All resource endpoints (everything except `/oauth/token` and `/auth/*`) require these headers:

| Header          | Required | Description                                   |
| --------------- | -------- | --------------------------------------------- |
| `Authorization` | Yes      | `Bearer {access_token}`                       |
| `Accept`        | Yes      | `application/json`                            |
| `X-Tenant`      | Yes      | Your tenant identifier (provided by DokStamp) |

### Example

```http theme={null}
GET /certificates HTTP/1.1
Host: api.dokstamp.com
Authorization: Bearer eyJ0eXAiOiJKV1QiLCJhbGciOiJSUzI1NiJ9...
Accept: application/json
X-Tenant: universidade-federal-example
```

***

## Finding your tenant identifier

Your tenant identifier is provided when your account is created.
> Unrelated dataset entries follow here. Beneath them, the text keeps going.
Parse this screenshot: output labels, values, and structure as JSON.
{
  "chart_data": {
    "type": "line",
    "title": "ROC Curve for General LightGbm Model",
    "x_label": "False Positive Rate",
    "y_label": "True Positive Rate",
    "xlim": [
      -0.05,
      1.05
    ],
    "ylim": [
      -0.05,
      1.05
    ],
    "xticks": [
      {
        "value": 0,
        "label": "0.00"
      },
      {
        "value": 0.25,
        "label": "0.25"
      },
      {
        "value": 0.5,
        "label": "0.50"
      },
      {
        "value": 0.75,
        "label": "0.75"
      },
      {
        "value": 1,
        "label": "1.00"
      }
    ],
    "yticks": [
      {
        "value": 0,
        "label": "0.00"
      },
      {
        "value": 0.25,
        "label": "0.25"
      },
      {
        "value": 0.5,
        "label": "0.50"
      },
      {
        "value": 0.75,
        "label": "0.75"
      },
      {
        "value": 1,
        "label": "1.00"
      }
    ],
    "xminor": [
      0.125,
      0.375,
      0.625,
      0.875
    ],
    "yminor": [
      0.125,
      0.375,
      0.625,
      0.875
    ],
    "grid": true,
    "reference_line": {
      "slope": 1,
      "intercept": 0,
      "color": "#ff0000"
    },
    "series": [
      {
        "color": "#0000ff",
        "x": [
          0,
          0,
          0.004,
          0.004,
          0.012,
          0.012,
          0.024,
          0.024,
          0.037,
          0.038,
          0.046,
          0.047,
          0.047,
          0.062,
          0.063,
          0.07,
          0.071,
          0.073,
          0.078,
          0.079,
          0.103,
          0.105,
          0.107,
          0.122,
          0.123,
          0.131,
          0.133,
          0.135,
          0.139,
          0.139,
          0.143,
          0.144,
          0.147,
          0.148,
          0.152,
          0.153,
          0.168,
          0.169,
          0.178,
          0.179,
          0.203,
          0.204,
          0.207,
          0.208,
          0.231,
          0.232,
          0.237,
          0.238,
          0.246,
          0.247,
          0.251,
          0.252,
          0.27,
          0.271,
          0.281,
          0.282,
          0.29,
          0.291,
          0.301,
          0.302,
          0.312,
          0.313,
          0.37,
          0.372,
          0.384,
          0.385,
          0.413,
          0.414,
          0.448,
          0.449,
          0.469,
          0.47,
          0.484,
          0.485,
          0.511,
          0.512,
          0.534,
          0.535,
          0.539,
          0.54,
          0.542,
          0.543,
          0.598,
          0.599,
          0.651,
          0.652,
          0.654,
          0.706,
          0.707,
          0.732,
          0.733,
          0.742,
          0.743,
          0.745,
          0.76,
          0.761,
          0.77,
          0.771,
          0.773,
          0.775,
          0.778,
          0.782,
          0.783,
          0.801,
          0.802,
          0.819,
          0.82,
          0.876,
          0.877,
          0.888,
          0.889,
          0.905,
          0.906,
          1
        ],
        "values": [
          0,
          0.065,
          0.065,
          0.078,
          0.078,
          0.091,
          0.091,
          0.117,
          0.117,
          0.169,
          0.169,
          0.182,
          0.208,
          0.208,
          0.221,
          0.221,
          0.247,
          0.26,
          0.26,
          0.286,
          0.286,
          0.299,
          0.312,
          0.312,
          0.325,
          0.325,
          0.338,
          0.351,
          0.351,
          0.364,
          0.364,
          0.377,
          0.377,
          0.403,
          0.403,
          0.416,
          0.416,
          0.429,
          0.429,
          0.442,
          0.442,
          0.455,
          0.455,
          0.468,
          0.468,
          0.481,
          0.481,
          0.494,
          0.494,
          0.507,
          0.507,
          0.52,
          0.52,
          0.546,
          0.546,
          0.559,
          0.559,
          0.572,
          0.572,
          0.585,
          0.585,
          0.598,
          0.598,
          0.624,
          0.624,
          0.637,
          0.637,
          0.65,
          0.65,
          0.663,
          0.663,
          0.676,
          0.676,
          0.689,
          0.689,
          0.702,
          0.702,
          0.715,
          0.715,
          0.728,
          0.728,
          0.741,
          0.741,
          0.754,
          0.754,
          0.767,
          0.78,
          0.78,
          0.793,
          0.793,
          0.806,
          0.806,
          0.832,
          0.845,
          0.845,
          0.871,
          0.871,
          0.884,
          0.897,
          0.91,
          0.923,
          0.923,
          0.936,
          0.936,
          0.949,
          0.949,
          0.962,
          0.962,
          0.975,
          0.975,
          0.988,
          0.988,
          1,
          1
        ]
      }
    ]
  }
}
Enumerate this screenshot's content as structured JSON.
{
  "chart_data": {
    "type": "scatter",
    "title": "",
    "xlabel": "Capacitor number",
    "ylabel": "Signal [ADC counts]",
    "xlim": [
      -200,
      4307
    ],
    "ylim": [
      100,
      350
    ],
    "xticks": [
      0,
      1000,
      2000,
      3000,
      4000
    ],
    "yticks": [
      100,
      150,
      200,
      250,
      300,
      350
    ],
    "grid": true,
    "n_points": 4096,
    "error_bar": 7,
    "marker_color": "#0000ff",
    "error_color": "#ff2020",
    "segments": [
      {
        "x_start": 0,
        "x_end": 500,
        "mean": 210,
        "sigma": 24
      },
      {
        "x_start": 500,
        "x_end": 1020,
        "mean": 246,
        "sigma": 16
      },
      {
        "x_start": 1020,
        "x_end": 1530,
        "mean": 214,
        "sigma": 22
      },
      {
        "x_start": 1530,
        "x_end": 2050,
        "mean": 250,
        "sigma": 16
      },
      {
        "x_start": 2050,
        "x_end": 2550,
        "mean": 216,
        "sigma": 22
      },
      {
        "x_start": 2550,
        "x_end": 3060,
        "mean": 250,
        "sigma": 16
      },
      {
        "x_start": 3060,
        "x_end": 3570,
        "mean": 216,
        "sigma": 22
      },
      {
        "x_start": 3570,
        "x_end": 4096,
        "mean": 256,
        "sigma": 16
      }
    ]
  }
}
You can also retrieve it from the response body of `GET /auth/me`:

```json theme={null}
{
  "data": {
    "uuid": "550e8400-e29b-41d4-a716-446655440000",
    "name": "João Silva",
    "email": "joao@universidade.edu.br",
    "tenant": {
      "uuid": "a1b2c3d4-e5f6-7890-abcd-ef1234567890",
      "name": "Universidade Federal Example",
      "domain": "universidade-federal-example"
    }
  }
}
```

Use the `tenant.domain` value as your `X-Tenant` header.

***

## Tenant isolation rules

* Data created under one tenant is **never visible** to another tenant.
* UUIDs are globally unique, but all read/write operations are filtered by tenant.
* Attempting to access a resource that belongs to a different tenant returns `404 Not Found` (not `403`) — this prevents enumeration attacks.